Comparative evaluation of change detection techniques based on multispectral images for measuring land cover dynamics of mango (Mangifera indica L.) in Malihabad, Lucknow (UP)

  • Harish Chandra Verma ICAR-Central Institute for Subtropical Horticulture, Lucknow-226101, India.
  • Tasneem . Ahmed Advanced Computing &Research Laboratory, Department of Computer Application, Integral University, Lucknow-226026, India.
  • Shailendra . Rajan ICAR-Central Institute for Subtropical Horticulture, Lucknow-226101, India.
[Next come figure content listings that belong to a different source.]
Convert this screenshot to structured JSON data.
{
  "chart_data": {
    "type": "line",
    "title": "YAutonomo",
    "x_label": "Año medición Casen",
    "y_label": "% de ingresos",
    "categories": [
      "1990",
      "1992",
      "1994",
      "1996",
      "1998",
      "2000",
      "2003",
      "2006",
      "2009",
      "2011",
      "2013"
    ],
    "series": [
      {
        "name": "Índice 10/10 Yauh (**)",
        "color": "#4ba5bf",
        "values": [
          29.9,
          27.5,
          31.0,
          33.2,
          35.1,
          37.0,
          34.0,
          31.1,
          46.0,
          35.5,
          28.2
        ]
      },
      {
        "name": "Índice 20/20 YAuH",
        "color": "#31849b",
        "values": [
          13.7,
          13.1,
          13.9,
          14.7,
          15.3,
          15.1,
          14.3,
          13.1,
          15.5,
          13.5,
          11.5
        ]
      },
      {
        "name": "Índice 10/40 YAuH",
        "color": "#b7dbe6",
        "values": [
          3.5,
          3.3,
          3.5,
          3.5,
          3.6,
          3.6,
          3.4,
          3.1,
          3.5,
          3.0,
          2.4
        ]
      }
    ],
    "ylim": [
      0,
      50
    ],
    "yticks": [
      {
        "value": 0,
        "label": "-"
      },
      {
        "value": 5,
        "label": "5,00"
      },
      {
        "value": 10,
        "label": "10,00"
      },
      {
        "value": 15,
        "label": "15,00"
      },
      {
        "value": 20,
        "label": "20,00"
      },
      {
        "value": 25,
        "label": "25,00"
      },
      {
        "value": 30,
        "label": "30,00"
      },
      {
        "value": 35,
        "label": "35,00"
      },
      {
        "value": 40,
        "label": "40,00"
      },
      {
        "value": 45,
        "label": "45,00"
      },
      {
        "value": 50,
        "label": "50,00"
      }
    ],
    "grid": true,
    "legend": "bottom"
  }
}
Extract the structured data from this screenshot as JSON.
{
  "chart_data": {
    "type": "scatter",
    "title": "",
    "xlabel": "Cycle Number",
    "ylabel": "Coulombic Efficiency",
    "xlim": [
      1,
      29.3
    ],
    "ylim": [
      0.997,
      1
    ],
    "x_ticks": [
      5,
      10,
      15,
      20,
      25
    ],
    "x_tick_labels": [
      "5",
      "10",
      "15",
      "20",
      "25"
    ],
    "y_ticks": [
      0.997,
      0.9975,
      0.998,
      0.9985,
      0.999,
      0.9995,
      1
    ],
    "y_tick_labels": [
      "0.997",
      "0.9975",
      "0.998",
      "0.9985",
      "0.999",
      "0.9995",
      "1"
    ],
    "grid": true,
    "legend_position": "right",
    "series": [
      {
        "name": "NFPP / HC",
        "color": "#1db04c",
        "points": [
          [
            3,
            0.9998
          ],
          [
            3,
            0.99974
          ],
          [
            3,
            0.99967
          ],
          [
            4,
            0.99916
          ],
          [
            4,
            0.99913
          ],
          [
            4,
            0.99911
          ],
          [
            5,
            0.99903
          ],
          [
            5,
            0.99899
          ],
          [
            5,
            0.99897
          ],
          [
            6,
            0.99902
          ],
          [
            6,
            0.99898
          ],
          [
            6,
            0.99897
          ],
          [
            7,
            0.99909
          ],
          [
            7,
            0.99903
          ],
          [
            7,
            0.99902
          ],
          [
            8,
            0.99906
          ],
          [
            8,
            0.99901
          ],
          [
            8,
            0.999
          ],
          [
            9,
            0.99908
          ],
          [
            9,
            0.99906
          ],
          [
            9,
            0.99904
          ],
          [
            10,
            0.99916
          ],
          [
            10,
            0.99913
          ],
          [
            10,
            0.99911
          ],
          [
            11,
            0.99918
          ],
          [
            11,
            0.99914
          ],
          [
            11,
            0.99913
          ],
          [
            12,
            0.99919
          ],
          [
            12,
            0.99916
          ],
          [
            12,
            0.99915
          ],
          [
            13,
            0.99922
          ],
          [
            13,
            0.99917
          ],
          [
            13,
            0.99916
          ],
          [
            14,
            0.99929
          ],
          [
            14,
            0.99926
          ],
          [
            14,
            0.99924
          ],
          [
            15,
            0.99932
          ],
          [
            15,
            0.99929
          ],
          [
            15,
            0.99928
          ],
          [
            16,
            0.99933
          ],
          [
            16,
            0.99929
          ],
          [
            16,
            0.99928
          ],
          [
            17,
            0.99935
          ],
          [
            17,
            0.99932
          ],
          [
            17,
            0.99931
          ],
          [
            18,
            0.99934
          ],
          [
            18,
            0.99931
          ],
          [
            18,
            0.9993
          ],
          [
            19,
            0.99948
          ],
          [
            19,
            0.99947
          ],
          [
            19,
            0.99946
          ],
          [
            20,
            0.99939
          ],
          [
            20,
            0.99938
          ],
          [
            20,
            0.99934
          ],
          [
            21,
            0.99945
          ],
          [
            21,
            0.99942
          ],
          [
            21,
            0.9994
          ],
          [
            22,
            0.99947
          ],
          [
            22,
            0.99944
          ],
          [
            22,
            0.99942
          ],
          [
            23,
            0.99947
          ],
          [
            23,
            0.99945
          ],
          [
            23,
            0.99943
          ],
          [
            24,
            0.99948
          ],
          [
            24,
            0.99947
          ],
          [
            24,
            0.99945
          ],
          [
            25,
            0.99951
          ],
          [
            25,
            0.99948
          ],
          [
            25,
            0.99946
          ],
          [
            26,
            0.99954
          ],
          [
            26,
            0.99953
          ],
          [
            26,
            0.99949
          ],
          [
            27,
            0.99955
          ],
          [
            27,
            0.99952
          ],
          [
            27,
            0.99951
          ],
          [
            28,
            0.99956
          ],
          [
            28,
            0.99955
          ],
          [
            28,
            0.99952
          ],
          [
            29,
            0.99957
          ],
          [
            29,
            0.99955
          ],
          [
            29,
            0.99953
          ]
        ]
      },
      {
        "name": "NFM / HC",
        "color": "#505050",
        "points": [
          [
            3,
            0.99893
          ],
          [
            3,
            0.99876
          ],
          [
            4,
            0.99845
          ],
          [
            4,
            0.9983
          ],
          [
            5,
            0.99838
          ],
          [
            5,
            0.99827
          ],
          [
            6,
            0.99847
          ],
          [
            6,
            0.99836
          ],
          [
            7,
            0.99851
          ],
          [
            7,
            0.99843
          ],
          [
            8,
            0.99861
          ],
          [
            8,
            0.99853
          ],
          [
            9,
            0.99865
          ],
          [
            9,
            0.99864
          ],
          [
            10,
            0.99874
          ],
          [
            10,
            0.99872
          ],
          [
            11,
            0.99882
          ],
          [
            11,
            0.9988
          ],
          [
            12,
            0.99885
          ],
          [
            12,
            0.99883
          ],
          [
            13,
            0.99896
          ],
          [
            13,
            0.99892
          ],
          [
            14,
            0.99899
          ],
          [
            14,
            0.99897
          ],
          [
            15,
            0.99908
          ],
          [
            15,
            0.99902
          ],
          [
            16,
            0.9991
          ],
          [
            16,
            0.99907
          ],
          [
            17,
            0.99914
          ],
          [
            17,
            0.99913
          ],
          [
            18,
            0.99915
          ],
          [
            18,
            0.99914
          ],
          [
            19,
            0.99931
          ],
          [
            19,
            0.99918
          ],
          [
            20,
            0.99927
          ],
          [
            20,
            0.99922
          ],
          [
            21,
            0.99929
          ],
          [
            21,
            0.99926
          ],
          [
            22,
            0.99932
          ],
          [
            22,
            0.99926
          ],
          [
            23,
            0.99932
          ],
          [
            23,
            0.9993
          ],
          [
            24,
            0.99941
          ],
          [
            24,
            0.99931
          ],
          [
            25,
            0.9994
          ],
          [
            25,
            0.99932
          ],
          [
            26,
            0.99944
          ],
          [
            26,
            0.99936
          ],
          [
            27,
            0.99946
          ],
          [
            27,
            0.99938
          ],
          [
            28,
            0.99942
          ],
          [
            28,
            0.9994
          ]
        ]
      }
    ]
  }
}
Keywords: Accuracies, change detection, Landsat 8 OLI, mango (Mangifera Indica L.), satellite images, vegetation


Change detection is a process of identifying and quantifying the differences between images of the same scene at different times and in mango fruit crop is still a very challenging task. The major challenge of change detection in mango is discriminating between perennial fruit crops because many of these crops have similar reflectance profiles. Accurate change detection in the mango area will help the government prepare for area expansion and conservation planning. The main aim of this study was to determine the efficient change detection method for mango fruit crop among the most commonly used change detection methods. In this work, a comparative study was conducted by using Landsat 8 OLI images of two different dates i.e. 14 February, 2015 and 25 February, 2019 of the Malihabad mango region of Lucknow district. In this paper, four change detection methods namely, Vegetation Index Differencing (VID), Log Ratio (LR), Principal Component Analysis (PCA), and Image Rationg (IR) were evaluated to detect the changes in mango crop area. To extract the mango regions, Soil Adjusted Vegetation Index (SAVI) images of year 2015 and 2019 were calculated and further used to retrieve the VID, LR, PCA, and IR raster images. After that, these four raster images were thresholded to annotate the ‘Positive change’, ‘Negative change’ and ‘No change’ areas; thereafter, to obtain the final change map, masking was applied to mask out the non-mango area. Change detection accuracy was calculated using ground truth data to assess performance. After conducting the comparative analysis of all four change detection methods, it was found that the highest change detection accuracy is achieved with the VID and PCA followed by LR and IR, respectively. PCA and VID methods provided higher accuracies, followed by LR to detect changes in mango crop area. It is due to these methods' capability to enhance the information on the change.